This book examines the main areas of interest in Marxian economics, paying particular attention to class conflict, analytical Marxism and game theory. Very few books can claim to cover the areas that this book does with such clarity, academic rigour and originality. Its study of game theory and Marxism makes it a particularly unique book that will interest a wider variety of economists and social scientists than would normally be the case.

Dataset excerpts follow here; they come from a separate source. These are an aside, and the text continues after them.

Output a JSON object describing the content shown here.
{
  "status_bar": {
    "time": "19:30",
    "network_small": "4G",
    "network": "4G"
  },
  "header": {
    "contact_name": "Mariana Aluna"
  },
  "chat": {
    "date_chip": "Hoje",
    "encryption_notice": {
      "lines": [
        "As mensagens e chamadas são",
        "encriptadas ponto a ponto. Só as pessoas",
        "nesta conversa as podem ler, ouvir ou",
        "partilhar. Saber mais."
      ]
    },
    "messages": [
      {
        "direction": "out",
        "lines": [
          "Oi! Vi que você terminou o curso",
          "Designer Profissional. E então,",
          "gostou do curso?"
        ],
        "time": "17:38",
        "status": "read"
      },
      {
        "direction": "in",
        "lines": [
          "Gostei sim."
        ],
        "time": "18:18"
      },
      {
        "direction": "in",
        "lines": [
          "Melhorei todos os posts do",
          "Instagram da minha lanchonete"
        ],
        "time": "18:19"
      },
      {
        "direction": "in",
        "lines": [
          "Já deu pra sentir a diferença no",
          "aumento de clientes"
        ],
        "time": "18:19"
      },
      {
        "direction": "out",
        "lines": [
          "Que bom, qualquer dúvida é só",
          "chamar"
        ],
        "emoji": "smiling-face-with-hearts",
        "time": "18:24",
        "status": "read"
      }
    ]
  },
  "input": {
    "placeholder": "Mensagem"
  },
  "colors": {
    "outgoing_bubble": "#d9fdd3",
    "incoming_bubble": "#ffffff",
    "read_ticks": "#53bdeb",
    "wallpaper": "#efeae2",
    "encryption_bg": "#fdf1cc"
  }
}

Beneath the exterior, what is the nature of capitalism? In this volume, it is argued that capitalism remains exploitative and may be crisis-prone. Moreover, Marxian economics is still an approach that can yield significant insight into how class antagonisms operate and endure in capitalist economies. This book develops Marx's analysis of class conflict and the competitive process in light of the emergence, since the late 1970s, of analytical Marxism. However, the approach of analytical Marxism is also deserving of criticism because of the problematic methodological approaches to social science endorsed by leading practitioners. Contra analytical Marxism, this book argues that it is essential to relocate such game theory in a methodological structure that gives primacy to class, rather than individual agents, in generating social scientific explanations. In the first part of the book, methodological individualism is subjected to criticism, and it is suggested that alternative levels of social scientific investigation can be considered to provide insight into the nature of capitalism.
Game theory may be used to explore how capitalist economies function, but the individual human actor will often not be the relevant unit for investigation. The second part of the book explores value and exploitation in Marxian economics, surveying a number of approaches to the former before evaluating Roemer's game-theoretic contributions to exploitation and class. The importance of the notion of surplus labour time is made clear in the context of conflict over the length of the working day, before considering working class 'preferences' for hours. Finally, the paradox of the 'falling rate of profit' controversy is reconsidered. Of interest to economists and specialists in Marxist theory, Philip's book advances this key critical area.